Black Swan, Natalie Portman

<Review by: Sailesh Ghelani>

Directed by Darren Aronofsky. Starring Natalie Portman, Vincent Cassell, Mila Kunis, Barbara Hershey.

Based on Tchaikovsky’s ballet about a princess turned into a swan by a sorcerer’s curse that can only be broken by her one true love, if her evil twin the black swan lets him, the film has nothing to do with romance. It’s actually a horror movie.

Natalie Portman, pregnant and all, won the Best Actress Award for Black Swan at the Oscar’s this week and she definitely deserved it. The Oscars love women who play psychos (Kathy Bates won for Misery, Glenn Close was nominated for Fatal Attraction) or change their appearance (usually from beautiful to ugly). In Black Swan, Portman plays Nina Sayers, a ballerina competing to be the star (Swan Queen and her alter-ego the Black Swan) of her company’s production of Swan Lake. She battles the other not so lady-like ballerinas, her lascivious instructor Thomas (Cassell), her overbearing and also mentally-off mother (Hershey) and her own inner demons (only vague references to where those come from).

Thomas wants Nina to overcome her lack of confidence and break loose. He tries to inspire her with sexual advances even telling her to touch herself, which she does (censors have left some bits intact). But her self-destructive alter-ego, her own Black Swan at it were, doesn’t want young Nina to shine. Nina sees herself in others, at times as someone else in a mirror staring her down and at times as someone scratching her till she bleeds. For effect, director Aronofsky (Requiem For A Dream) uses visual effects to create the illusion of a demon within Nina, trying to break out and perchance give her the chance at perfection she so longs for.

Music by Clint Mansell adds to the eeriness and drama of the horrific events in the film.
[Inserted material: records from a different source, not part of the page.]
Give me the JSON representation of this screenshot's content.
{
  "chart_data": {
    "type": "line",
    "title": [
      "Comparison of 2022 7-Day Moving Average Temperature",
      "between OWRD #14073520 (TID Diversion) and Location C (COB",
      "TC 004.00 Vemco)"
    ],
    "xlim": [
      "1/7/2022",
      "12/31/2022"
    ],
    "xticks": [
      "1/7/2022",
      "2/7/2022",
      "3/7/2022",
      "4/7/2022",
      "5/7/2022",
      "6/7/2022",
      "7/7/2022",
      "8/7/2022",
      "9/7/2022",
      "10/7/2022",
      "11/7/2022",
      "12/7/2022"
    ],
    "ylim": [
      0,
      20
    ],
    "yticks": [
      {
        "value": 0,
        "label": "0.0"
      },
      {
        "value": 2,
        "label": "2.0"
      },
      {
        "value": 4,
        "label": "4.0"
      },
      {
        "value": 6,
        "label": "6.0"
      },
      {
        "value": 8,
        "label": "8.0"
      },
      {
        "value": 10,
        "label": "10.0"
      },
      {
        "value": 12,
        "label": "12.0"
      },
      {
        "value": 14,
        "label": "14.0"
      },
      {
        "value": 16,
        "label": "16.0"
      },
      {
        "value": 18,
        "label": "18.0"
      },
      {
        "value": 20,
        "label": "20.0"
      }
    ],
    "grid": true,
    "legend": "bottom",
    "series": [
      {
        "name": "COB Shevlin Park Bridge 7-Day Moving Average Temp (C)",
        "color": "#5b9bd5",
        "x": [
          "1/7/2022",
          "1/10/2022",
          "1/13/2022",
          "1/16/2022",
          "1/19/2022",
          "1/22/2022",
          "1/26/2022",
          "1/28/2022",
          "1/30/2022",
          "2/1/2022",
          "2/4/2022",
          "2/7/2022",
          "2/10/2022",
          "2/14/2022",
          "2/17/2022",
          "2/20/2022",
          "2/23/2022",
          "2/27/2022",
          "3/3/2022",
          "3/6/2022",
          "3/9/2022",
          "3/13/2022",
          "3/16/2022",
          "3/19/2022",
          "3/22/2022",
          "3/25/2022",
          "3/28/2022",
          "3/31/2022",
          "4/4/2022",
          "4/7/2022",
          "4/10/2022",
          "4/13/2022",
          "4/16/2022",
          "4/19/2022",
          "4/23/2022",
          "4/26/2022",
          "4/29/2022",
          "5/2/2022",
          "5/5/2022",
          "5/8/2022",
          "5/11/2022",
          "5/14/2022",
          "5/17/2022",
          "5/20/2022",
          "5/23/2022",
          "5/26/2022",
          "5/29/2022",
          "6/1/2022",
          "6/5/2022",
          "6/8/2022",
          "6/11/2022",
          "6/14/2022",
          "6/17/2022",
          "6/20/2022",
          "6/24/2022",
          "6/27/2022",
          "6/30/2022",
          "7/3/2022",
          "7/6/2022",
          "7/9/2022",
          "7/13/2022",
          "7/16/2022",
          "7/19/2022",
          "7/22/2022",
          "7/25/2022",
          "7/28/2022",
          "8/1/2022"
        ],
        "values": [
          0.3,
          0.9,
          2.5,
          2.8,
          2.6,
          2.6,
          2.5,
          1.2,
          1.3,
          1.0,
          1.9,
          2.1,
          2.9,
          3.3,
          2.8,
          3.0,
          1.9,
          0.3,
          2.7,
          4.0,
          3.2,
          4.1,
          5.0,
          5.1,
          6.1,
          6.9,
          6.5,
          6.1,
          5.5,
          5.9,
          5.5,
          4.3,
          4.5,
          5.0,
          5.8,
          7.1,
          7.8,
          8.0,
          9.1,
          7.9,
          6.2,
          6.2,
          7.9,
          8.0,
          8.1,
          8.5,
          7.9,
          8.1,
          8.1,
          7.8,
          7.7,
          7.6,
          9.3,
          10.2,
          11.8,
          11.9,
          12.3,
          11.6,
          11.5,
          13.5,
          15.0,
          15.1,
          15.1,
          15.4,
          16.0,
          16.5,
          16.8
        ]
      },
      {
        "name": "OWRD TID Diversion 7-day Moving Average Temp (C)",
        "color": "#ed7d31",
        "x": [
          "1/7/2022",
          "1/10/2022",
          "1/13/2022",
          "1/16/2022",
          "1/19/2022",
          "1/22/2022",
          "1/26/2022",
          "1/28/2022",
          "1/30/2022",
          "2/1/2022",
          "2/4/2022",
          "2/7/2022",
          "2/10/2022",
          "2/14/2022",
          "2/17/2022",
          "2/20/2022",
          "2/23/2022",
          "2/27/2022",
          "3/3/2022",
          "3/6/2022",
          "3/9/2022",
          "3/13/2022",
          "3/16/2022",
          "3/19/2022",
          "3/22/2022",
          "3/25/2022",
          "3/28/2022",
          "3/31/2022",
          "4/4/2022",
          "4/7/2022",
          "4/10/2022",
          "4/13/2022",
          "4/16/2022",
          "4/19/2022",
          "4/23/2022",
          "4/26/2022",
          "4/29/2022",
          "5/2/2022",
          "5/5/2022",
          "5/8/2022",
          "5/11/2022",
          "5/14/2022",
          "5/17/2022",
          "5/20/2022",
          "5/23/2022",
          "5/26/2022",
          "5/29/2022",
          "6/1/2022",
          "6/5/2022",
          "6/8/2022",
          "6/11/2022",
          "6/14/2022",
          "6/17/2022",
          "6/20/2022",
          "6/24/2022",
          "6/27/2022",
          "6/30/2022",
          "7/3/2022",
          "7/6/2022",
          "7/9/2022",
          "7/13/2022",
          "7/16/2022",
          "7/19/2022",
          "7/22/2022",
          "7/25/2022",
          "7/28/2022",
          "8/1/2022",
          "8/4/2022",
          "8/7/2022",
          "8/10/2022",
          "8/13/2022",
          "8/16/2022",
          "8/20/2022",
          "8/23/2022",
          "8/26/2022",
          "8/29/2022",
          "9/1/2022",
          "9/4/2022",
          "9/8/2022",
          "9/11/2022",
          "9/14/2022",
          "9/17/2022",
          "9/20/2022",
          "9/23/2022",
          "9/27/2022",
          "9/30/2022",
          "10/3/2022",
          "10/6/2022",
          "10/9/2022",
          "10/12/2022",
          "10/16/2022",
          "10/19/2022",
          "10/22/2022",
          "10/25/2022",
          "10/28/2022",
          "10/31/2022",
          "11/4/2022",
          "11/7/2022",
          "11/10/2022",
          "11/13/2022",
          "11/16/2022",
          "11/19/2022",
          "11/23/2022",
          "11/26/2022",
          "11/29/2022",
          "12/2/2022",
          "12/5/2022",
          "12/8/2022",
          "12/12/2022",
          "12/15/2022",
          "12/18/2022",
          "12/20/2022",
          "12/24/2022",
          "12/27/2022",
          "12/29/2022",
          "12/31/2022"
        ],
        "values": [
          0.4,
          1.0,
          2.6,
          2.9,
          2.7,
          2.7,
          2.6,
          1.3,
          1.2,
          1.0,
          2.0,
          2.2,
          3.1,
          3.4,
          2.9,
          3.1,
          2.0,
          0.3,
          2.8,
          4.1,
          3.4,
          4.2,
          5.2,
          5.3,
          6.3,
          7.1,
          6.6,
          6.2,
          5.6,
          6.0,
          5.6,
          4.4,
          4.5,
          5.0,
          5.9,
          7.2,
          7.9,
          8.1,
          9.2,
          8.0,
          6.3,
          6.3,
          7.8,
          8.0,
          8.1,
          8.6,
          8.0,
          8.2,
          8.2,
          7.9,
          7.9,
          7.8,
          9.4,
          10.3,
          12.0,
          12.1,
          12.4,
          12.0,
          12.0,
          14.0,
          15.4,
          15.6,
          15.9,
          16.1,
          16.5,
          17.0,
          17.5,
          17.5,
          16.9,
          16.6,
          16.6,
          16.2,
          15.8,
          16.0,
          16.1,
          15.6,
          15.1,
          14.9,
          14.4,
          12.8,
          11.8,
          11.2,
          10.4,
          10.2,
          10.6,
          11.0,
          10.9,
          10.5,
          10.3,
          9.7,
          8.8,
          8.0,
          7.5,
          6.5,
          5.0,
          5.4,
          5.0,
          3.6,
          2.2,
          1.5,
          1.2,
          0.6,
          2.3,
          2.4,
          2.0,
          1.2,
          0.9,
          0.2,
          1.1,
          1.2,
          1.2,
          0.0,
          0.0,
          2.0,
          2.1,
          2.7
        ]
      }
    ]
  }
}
There are scenes played out that will send a chill down your spine but then you realise later they are but figments of Nina’s psychosis. Or are they the demon’s work?

I have to admit though there are times during the film you’ll wonder what the hell is going on. Where is the motivation or the reasoning behind all the madness on display? There’s no background information except for the domineering mother to explain Nina’s hallucinations and violent tendencies. So you may find it a bit boggling.
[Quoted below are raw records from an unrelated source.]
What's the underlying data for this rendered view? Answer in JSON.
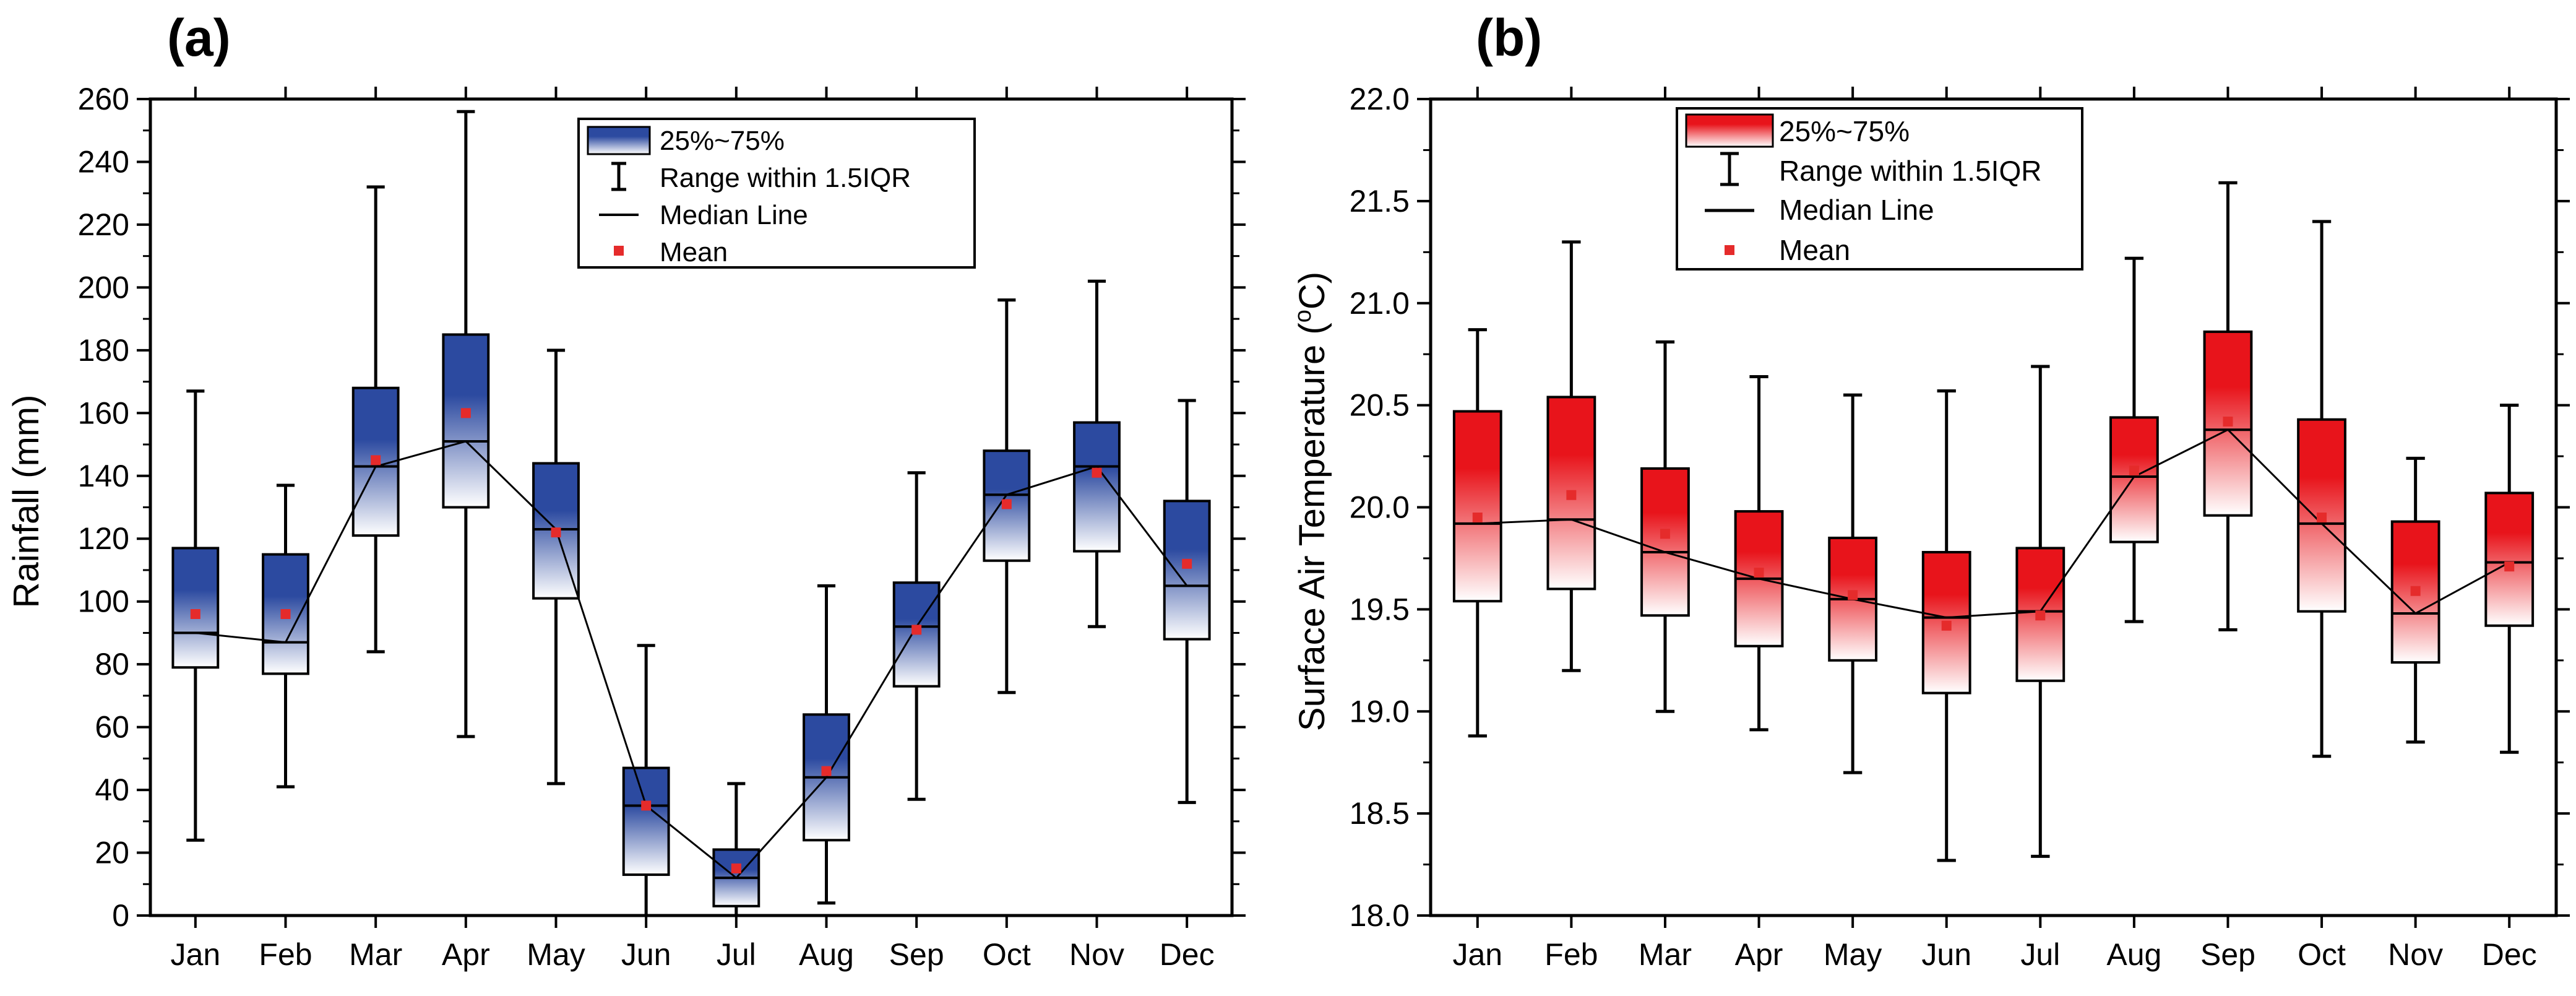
{
  "chart_data": [
    {
      "type": "box",
      "panel_label": "(a)",
      "title": "",
      "xlabel": "",
      "ylabel": "Rainfall (mm)",
      "ylim": [
        0,
        260
      ],
      "yticks": [
        0,
        20,
        40,
        60,
        80,
        100,
        120,
        140,
        160,
        180,
        200,
        220,
        240,
        260
      ],
      "ytick_labels": [
        "0",
        "20",
        "40",
        "60",
        "80",
        "100",
        "120",
        "140",
        "160",
        "180",
        "200",
        "220",
        "240",
        "260"
      ],
      "categories": [
        "Jan",
        "Feb",
        "Mar",
        "Apr",
        "May",
        "Jun",
        "Jul",
        "Aug",
        "Sep",
        "Oct",
        "Nov",
        "Dec"
      ],
      "series": [
        {
          "name": "25%~75%",
          "q1": [
            79,
            77,
            121,
            130,
            101,
            13,
            3,
            24,
            73,
            113,
            116,
            88
          ],
          "q3": [
            117,
            115,
            168,
            185,
            144,
            47,
            21,
            64,
            106,
            148,
            157,
            132
          ],
          "median": [
            90,
            87,
            143,
            151,
            123,
            35,
            12,
            44,
            92,
            134,
            143,
            105
          ],
          "whisker_low": [
            24,
            41,
            84,
            57,
            42,
            0,
            0,
            4,
            37,
            71,
            92,
            36
          ],
          "whisker_high": [
            167,
            137,
            232,
            256,
            180,
            86,
            42,
            105,
            141,
            196,
            202,
            164
          ],
          "mean": [
            96,
            96,
            145,
            160,
            122,
            35,
            15,
            46,
            91,
            131,
            141,
            112
          ]
        }
      ],
      "box_color": "#2c4aa0",
      "box_fade_color": "#ffffff",
      "mean_color": "#e52b2b",
      "legend": {
        "position": "top-center",
        "entries": [
          "25%~75%",
          "Range within 1.5IQR",
          "Median Line",
          "Mean"
        ]
      }
    },
    {
      "type": "box",
      "panel_label": "(b)",
      "title": "",
      "xlabel": "",
      "ylabel": "Surface Air Temperature (",
      "ylabel_sup": "o",
      "ylabel_end": "C)",
      "ylim": [
        18.0,
        22.0
      ],
      "yticks": [
        18.0,
        18.5,
        19.0,
        19.5,
        20.0,
        20.5,
        21.0,
        21.5,
        22.0
      ],
      "ytick_labels": [
        "18.0",
        "18.5",
        "19.0",
        "19.5",
        "20.0",
        "20.5",
        "21.0",
        "21.5",
        "22.0"
      ],
      "categories": [
        "Jan",
        "Feb",
        "Mar",
        "Apr",
        "May",
        "Jun",
        "Jul",
        "Aug",
        "Sep",
        "Oct",
        "Nov",
        "Dec"
      ],
      "series": [
        {
          "name": "25%~75%",
          "q1": [
            19.54,
            19.6,
            19.47,
            19.32,
            19.25,
            19.09,
            19.15,
            19.83,
            19.96,
            19.49,
            19.24,
            19.42
          ],
          "q3": [
            20.47,
            20.54,
            20.19,
            19.98,
            19.85,
            19.78,
            19.8,
            20.44,
            20.86,
            20.43,
            19.93,
            20.07
          ],
          "median": [
            19.92,
            19.94,
            19.78,
            19.65,
            19.55,
            19.46,
            19.49,
            20.15,
            20.38,
            19.92,
            19.48,
            19.73
          ],
          "whisker_low": [
            18.88,
            19.2,
            19.0,
            18.91,
            18.7,
            18.27,
            18.29,
            19.44,
            19.4,
            18.78,
            18.85,
            18.8
          ],
          "whisker_high": [
            20.87,
            21.3,
            20.81,
            20.64,
            20.55,
            20.57,
            20.69,
            21.22,
            21.59,
            21.4,
            20.24,
            20.5
          ],
          "mean": [
            19.95,
            20.06,
            19.87,
            19.68,
            19.57,
            19.42,
            19.47,
            20.18,
            20.42,
            19.95,
            19.59,
            19.71
          ]
        }
      ],
      "box_color": "#e8141b",
      "box_fade_color": "#ffffff",
      "mean_color": "#e52b2b",
      "legend": {
        "position": "top-left",
        "entries": [
          "25%~75%",
          "Range within 1.5IQR",
          "Median Line",
          "Mean"
        ]
      }
    }
  ]
}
Mila Kunis as Lily, the new entrant to the company is deliciously sexy and bubbly thus balancing out a somewhat crazy screenplay with a dose of humour and sassiness. More of her would have been nice.

Black Swan takes something inherently beautiful (ballet) and innocent (swans) and turns it on its head. It’s sort of like taking clowns that kill (I know people who are scared to death of them) or unicorns that eat puppies. And in that paradox is where this film gets its unique albeit macabre charm.